En este pequeño tiempo, entre la caída del muro de Berlín y la de las Torres Gemelas, se unificaba la historia. La mayoría de los países del mundo se unía al rechazar la realidad política como mero conflicto ideológico y abrirse al diálogo democrático. Era la tesis del entonces celebrado filósofo Francis Fukuyama –y con ella, la creencia de que la democracia liberal era inevitable–. Y que su grandeza no era en un progreso inevitable, sino, al mismo tiempo, en la posibilidad de que, al interior de la misma, se generan una miríada de historias y relatos políticos y culturales –las de las minorías y grupos olvidados–. La libertad, con la promesa de una sociedad transparente y multicultural de los postmodernos, podría cobijar a todos y terminar las discriminaciones.

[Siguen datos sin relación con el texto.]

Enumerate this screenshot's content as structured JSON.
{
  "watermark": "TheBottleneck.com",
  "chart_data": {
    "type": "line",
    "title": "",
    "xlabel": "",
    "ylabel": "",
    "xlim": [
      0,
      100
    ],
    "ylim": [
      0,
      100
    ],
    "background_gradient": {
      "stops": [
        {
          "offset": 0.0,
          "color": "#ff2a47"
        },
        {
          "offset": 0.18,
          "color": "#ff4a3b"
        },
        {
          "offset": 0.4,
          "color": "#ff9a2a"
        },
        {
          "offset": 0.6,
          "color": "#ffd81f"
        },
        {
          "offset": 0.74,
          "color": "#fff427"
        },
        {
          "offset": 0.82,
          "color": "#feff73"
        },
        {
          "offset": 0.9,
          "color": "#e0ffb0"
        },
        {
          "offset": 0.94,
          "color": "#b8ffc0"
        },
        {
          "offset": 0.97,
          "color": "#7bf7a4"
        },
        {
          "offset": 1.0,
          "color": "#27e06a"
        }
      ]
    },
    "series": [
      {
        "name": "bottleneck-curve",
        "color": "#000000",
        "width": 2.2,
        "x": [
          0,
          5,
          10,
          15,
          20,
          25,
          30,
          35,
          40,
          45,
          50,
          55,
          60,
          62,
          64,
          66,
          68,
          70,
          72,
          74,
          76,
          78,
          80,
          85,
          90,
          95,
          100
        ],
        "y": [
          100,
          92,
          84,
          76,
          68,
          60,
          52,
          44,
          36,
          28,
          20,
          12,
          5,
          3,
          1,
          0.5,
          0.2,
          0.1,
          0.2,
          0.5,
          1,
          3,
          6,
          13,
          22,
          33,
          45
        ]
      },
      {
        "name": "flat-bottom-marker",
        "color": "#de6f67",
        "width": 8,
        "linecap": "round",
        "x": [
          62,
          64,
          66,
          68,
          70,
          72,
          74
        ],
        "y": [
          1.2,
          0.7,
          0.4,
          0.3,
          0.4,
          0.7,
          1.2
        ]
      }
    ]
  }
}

Si la democracia liberal había vencido al totalitarismo, la libertad económica generaría la parusía, pues la misma, haría posible el abrigo y encuentro con todos. Todo era cuestión de tiempo. La modernidad, con su fe en la racionalidad y la libertad humana, mediada por el Estado de Derecho, estaba cumpliendo su promesa. Por lo menos la promesa de la visión de la historia que privilegiaba a la libertad y no a la totalidad o al Estado salvador. Eran Rousseau y Locke, o tal vez Burke quienes, en última instancia, estaban derrotando a Hegel, o sus últimos epígonos, de Marx a Gorbachov.

Pero acaeció el fatídico 11 de setiembre, hace 16 años. El país de la modernidad liberal democrática victoriosa, es atacado en su territorio –por primera vez– y en el corazón de su símbolo económico y capital cultural. Y los motivos del ataque, más allá de lo ideológico y político, representaban una realidad que se creía superada por la democracia liberal: la religión y sus pretensiones políticas en un mundo donde, dicho tipo de expresión, era considerada irracional, marginada de la política, o cuando más, relegada a la privacidad del hogar de los ciudadanos. Pero vuelve y con ella, como una furia desatada de las cosmogonías míticas, la historia se reanuda, la historia real, la del conflicto, la del enfrentamiento, la de las guerras y las pasiones humanas.

De ahí que nuestro tiempo es complejo, paradójico. La historia continúa. Por un lado, la democracia parece expandirse, pero por otro, se ha perdido la ilusión de que las libertades bastarían para construir un régimen político. Parecería que hemos vuelto al comienzo: un tiempo un poco cínico, pero más realista; un tiempo que cree en la democracia liberal, pero esta, no es tan automática como pareciera. Están las religiones vivas, las ideologías no han muerto, la pobreza que tercamente no muere, las discriminaciones que se perpetúan. Los conflictos parecen inevitables.

Lo que remite, creo yo, a una verdad tan antigua como la humanidad: el problema no es tanto el sistema político sino algo anterior, algo que afecta al ser humano. Hay algo roto, o fragmentado, en el corazón humano. Lo que los antiguos llamaban "hammartia" o esa incapacidad humana de no poder acertar en lo que se desea. Y precisamente, esa incapacidad es lo que la tradición cristiana llama pecado de naturaleza, original, que es la raíz de todas nuestras imperfecciones. Ese, creo, es el lugar de un nuevo inicio. El resto, como muestra la historia, es en vano.